CVE-2006-5795

Name of the Vulnerable Software and Affected Versions: OpenEMR versions 2.8.1 and earlier

Description: The issue allows remote attackers to execute arbitrary PHP code via a URL in the srcdir parameter to various PHP files, including (a) billing process.php, (b) billing report.php, (c) billing report xml.php, and (d) print billing report.php in interface/billing/; (e) login.php; (f) interface/batchcom/batchcom.php; (g) interface/login/login.php; (h) main info.php and (i) main.php in interface/main/; (j) interface/new/new patient save.php; (k) interface/practice/ins search.php; (l) interface/logout.php; (m) custom report range.php, (n) players report.php, and (o) front receipts report.php in interface/reports/; (p) facility admin.php, (q) usergroup admin.php, and (r) user info.php in interface/usergroup/; or (s) custom/import xml.php. This can occur when register globals is enabled.
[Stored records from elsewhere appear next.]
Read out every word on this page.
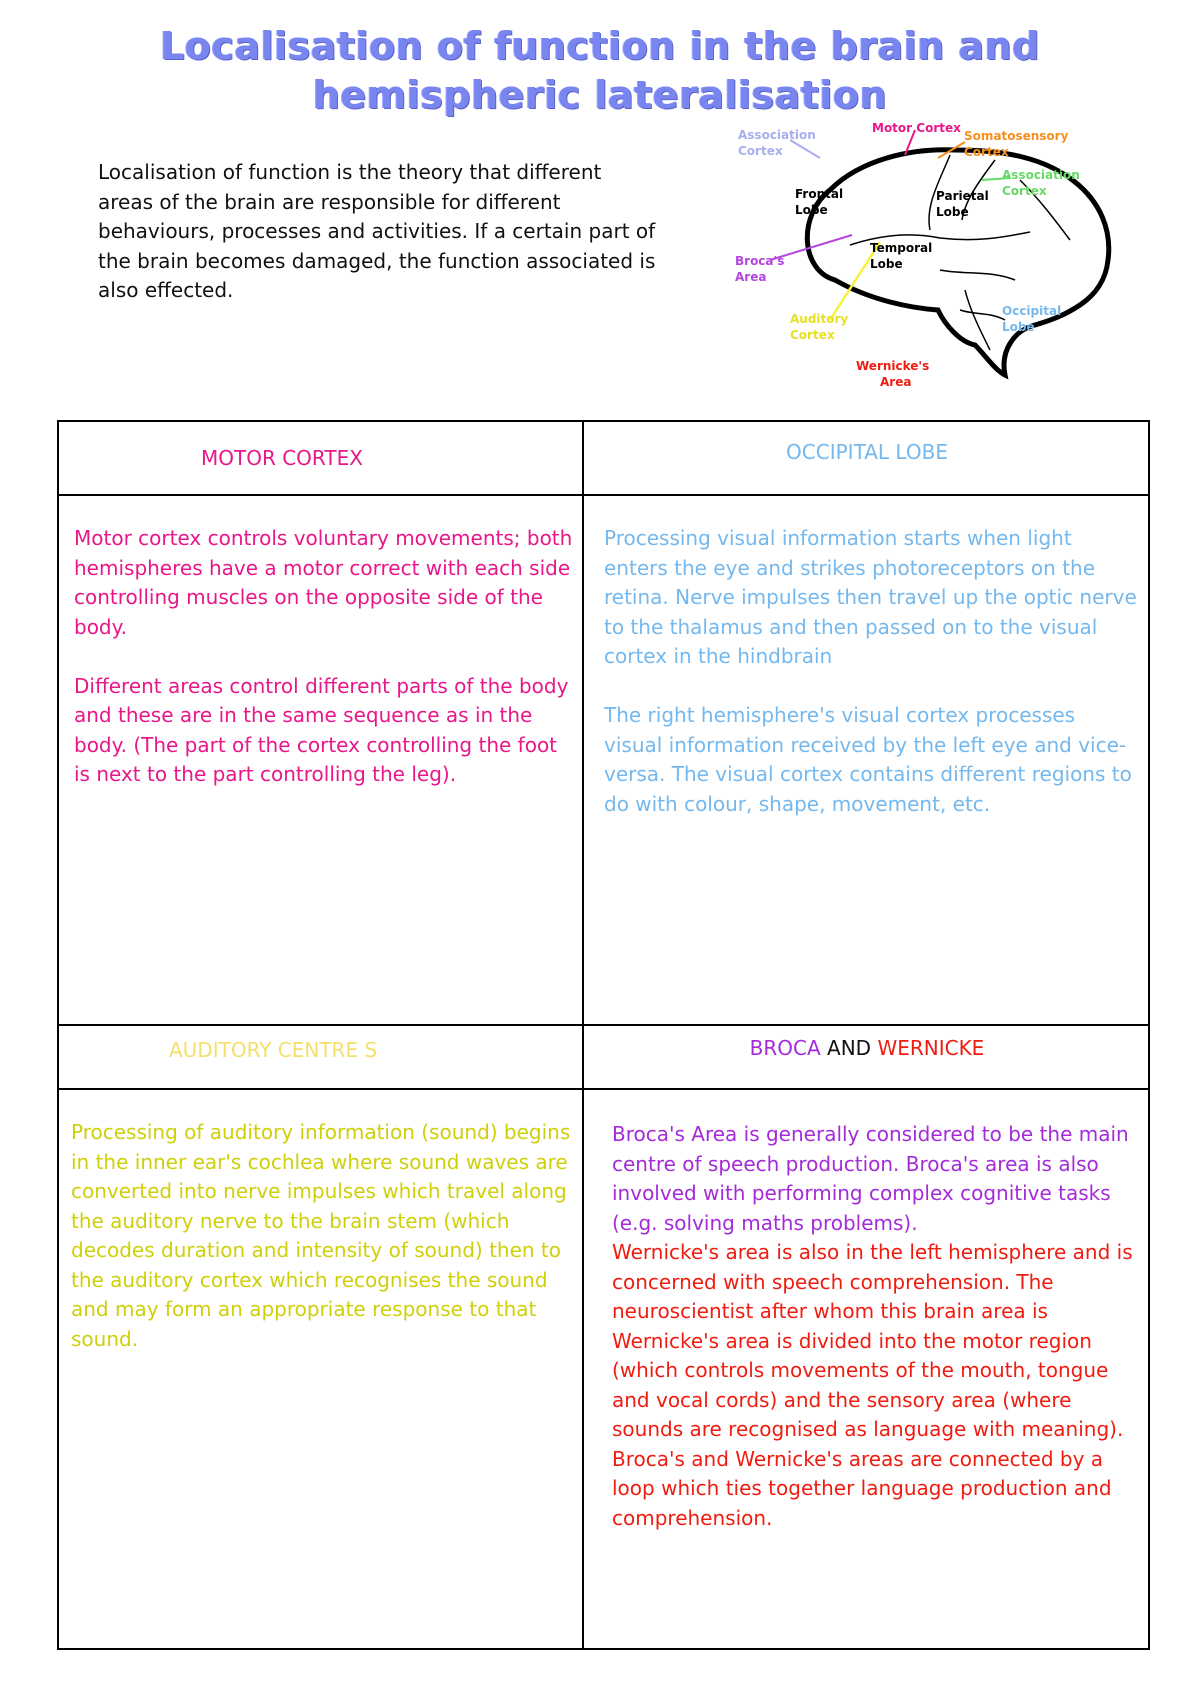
Localisation of function in the brain and
hemispheric lateralisation
Localisation of function is the theory that different areas of the brain are responsible for different behaviours, processes and activities. If a certain part of the brain becomes damaged, the function associated is also effected.
Association
Cortex
Motor Cortex
Somatosensory
Cortex
Association
Cortex
Frontal
Lobe
Parietal
Lobe
Temporal
Lobe
Broca's
Area
Auditory
Cortex
Occipital
Lobe
Wernicke's
Area
MOTOR CORTEX

Motor cortex controls voluntary movements; both hemispheres have a motor correct with each side controlling muscles on the opposite side of the body.

Different areas control different parts of the body and these are in the same sequence as in the body. (The part of the cortex controlling the foot is next to the part controlling the leg).

OCCIPITAL LOBE

Processing visual information starts when light enters the eye and strikes photoreceptors on the retina. Nerve impulses then travel up the optic nerve to the thalamus and then passed on to the visual cortex in the hindbrain

The right hemisphere's visual cortex processes visual information received by the left eye and vice-versa. The visual cortex contains different regions to do with colour, shape, movement, etc.

AUDITORY CENTRE S

Processing of auditory information (sound) begins in the inner ear's cochlea where sound waves are converted into nerve impulses which travel along the auditory nerve to the brain stem (which decodes duration and intensity of sound) then to the auditory cortex which recognises the sound and may form an appropriate response to that sound.

BROCA AND WERNICKE
Broca's Area is generally considered to be the main centre of speech production. Broca's area is also involved with performing complex cognitive tasks (e.g. solving maths problems).
Wernicke's area is also in the left hemisphere and is concerned with speech comprehension. The neuroscientist after whom this brain area is Wernicke's area is divided into the motor region (which controls movements of the mouth, tongue and vocal cords) and the sensory area (where sounds are recognised as language with meaning).
Broca's and Wernicke's areas are connected by a loop which ties together language production and comprehension.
Recommendations: For OpenEMR versions 2.8.1 and earlier, consider disabling the register globals setting to prevent exploitation. Additionally, as a temporary workaround, restrict access to the vulnerable PHP files, such as billing process.php, billing report.php, login.php, and others, until a patch is available. Avoid using the srcdir parameter in the affected PHP files until the issue is resolved.